柳さんがそう言うと、蜜柑も対抗してきた。いちいち対抗しなくていいのに。

「勉強なら私も教えられると思うよ。それに私の方がわかりやすく説明できる気がするもん。」

こうして二人はまた言い合いになる。さっきからこれの繰り返し、誰か助けてほしい。あと蜜柑って勉強できたの?私はそこが気になって仕方がない。

「とりあえず、2人とも仲良くしなよ。」

そう言うと、先に柳さんが答えた。

「だってこの人怖いから。私はただ日野さんとお話ししたいだけなの。」

「そんなことないよ。柳さんの方がずっと睨んで怖いよ。」

こうしてまたいい争いになる。助けて欲しいそう思っていると黒スーツを着た男性が話しかけてきた。

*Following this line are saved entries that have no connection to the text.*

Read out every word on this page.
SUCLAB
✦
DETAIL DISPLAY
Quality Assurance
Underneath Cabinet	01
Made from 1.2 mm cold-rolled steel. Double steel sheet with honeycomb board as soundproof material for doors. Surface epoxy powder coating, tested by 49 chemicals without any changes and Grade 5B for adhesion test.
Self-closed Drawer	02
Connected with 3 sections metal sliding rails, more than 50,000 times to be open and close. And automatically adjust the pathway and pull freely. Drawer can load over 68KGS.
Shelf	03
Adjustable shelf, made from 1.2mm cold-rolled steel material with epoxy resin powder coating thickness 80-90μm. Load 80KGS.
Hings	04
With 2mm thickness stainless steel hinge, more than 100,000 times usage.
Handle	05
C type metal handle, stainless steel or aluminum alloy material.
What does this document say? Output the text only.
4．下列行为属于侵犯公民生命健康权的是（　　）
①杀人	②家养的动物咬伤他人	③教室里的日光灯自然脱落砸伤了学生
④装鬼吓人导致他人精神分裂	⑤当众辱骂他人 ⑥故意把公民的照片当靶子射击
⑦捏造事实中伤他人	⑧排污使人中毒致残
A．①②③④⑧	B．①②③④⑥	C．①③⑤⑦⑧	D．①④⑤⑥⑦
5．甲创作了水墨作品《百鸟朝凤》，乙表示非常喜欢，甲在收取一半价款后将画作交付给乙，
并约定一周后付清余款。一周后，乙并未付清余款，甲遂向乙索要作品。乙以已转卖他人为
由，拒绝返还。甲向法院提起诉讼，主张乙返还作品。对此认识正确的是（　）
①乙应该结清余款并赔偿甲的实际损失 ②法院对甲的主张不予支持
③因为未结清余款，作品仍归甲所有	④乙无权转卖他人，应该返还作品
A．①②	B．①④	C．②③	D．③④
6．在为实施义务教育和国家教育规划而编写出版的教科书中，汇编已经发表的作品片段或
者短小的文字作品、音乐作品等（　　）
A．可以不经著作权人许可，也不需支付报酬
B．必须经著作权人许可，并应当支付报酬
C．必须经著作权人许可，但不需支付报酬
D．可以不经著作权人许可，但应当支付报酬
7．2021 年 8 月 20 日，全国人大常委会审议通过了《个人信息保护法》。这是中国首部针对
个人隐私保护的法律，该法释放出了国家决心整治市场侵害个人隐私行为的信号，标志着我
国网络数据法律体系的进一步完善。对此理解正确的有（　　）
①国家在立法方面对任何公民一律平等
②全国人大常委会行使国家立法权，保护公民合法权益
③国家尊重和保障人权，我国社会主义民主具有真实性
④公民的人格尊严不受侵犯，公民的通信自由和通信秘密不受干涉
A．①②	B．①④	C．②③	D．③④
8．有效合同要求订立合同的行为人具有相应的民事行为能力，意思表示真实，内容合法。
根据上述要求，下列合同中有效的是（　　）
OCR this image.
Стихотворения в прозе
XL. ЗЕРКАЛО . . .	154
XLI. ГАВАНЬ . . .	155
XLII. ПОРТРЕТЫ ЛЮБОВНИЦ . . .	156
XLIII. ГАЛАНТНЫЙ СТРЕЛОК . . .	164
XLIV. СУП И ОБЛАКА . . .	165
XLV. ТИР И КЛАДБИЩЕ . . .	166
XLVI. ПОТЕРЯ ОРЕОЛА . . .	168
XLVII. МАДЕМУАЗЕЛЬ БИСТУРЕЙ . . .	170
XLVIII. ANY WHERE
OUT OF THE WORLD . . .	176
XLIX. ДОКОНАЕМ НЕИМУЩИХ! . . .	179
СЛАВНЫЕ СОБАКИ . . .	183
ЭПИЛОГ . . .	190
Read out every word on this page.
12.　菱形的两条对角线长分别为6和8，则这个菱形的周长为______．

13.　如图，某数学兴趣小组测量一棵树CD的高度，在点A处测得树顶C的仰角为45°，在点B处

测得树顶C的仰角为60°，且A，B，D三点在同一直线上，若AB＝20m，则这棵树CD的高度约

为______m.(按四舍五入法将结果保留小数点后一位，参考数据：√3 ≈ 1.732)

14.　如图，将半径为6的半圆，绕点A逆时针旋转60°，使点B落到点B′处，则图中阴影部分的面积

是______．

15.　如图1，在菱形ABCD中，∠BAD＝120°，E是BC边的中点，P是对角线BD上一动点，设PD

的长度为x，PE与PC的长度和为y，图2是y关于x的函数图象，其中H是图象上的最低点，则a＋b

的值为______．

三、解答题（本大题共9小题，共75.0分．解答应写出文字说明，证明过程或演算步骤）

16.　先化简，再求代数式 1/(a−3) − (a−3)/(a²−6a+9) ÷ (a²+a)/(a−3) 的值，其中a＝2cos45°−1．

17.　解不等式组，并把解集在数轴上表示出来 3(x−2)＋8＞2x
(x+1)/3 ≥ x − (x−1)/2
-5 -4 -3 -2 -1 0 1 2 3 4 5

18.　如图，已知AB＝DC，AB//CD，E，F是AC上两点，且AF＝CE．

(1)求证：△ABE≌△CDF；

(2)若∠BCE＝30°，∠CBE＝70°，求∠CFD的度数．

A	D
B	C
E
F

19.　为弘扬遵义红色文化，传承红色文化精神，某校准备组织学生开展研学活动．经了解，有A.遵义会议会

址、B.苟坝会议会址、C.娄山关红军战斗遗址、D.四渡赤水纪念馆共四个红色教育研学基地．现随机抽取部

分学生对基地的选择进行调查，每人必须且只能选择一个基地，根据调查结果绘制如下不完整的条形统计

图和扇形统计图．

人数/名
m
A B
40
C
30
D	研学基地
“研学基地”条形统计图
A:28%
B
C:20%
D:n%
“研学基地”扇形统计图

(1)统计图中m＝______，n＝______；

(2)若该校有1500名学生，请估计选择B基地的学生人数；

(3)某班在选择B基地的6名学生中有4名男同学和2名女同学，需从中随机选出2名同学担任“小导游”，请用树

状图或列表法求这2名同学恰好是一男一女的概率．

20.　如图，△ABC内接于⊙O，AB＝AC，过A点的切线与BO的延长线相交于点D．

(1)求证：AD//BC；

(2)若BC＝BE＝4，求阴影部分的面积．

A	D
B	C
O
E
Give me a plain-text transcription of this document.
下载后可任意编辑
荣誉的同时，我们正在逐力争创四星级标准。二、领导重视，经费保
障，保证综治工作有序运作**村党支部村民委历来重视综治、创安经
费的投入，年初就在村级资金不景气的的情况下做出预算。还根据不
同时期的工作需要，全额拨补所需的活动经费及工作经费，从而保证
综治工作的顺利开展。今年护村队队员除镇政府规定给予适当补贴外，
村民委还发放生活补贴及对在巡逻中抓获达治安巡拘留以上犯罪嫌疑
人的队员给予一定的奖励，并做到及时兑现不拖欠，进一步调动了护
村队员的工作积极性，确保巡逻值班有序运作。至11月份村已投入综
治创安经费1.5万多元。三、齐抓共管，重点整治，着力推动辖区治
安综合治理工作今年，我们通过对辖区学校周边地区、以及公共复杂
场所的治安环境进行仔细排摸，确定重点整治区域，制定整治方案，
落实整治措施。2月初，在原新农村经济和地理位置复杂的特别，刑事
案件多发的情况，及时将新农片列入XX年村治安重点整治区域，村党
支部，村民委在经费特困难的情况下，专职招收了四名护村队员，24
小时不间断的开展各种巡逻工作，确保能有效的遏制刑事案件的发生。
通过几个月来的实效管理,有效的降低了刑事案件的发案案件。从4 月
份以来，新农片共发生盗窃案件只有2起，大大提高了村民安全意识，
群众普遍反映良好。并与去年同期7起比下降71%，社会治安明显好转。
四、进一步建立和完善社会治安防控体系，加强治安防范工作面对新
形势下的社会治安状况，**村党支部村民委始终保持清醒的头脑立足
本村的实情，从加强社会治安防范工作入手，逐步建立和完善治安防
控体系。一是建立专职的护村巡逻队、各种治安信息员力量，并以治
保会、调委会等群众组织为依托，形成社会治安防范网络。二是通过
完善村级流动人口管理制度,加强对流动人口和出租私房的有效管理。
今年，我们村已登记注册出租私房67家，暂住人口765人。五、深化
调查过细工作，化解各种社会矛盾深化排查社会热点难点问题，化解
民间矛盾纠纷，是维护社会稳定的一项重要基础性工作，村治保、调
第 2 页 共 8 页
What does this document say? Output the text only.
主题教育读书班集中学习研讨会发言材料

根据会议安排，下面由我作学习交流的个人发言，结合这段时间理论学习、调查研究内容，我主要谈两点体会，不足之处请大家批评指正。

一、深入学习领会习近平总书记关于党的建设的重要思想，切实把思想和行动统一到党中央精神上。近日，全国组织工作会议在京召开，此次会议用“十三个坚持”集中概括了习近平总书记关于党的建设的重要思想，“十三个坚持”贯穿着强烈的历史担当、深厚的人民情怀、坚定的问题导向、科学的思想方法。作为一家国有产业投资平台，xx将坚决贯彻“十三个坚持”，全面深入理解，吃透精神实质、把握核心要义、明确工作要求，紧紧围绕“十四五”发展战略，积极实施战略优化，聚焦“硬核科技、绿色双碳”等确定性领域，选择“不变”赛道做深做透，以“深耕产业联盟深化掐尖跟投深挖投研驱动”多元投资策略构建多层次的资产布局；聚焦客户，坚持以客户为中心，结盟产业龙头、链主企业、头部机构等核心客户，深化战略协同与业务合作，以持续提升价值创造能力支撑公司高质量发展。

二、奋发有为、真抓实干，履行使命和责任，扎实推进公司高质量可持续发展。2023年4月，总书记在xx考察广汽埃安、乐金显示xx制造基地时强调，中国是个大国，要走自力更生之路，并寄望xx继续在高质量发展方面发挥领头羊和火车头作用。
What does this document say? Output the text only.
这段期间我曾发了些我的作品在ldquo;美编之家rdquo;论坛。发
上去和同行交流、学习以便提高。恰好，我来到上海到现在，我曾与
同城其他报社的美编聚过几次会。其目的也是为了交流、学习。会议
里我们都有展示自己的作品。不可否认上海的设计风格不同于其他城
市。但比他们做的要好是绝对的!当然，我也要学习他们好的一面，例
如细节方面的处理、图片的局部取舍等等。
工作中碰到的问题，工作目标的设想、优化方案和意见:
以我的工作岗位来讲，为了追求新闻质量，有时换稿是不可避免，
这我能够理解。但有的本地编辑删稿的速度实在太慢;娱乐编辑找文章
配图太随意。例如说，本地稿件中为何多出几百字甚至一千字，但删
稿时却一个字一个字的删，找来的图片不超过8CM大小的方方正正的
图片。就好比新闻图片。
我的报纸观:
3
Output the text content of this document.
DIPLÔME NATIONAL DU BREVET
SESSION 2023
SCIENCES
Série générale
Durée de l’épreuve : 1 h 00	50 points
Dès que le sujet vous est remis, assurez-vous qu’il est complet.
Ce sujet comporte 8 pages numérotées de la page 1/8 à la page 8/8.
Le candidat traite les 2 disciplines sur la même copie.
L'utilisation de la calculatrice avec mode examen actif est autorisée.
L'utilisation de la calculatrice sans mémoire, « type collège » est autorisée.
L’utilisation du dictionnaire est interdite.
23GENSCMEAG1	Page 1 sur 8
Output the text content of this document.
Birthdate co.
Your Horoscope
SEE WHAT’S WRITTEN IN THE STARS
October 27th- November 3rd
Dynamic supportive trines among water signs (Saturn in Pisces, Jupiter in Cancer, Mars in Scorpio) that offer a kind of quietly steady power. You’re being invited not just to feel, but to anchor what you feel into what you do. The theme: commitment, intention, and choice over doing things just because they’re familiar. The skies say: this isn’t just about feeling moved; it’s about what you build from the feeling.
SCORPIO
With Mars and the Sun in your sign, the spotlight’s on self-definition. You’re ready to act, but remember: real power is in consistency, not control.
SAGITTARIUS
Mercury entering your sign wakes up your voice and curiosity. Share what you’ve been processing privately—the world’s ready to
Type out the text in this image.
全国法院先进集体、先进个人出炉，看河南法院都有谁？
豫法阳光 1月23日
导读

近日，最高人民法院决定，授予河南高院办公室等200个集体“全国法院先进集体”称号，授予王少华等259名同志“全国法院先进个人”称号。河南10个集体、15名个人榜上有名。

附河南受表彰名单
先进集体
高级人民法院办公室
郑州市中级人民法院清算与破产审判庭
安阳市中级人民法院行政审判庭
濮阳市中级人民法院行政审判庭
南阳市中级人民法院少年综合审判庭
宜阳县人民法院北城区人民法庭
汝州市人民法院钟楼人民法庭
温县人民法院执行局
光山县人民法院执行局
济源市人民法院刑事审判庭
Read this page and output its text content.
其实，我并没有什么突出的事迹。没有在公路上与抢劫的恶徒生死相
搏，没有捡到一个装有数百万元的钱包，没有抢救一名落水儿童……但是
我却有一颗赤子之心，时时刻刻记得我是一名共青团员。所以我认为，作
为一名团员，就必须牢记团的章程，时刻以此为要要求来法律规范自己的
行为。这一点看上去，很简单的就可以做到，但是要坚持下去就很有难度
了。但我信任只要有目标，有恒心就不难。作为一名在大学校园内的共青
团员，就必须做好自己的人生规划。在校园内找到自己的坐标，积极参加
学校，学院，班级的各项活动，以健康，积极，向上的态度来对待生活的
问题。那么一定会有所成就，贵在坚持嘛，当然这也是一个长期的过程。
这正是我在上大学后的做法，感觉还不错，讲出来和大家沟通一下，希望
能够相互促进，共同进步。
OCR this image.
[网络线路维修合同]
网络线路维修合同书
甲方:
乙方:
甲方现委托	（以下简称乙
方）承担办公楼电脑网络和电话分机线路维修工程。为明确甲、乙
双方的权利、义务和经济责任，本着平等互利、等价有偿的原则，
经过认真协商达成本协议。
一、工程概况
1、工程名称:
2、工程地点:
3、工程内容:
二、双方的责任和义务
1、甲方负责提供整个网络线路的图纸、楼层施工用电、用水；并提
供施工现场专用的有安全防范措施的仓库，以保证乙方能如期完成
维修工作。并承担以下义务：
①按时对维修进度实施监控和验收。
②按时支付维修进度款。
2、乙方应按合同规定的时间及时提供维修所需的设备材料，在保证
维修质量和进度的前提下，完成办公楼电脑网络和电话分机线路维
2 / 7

「お取り込みの中申し訳ありません。お嬢様、もう帰宅の時間であります。」

「えっ、もうこんな時間なの?まだ話し足りないけどしょうがないか。それじゃあまたね日野さん。」

笑顔でそう言うと月花はリムジンに乗って帰っていった。その様子を見て二人は口を合わせて言った。

「もしかして柳さんってお嬢様?」



そして色々あったが蜜柑と2人で帰ることにした。

色々あったがなんとか無事に終わることができた。

とりあえず分かったことは、あの二人を合わせてはいけないということだった。

「ねえ、咲。次はニ人で遊ぼね。」

それとさっきから蜜柑が手を握って来る。

「うん。また今度ね」

今日も大変な一日だったがとりあえず無事に終わって良かった。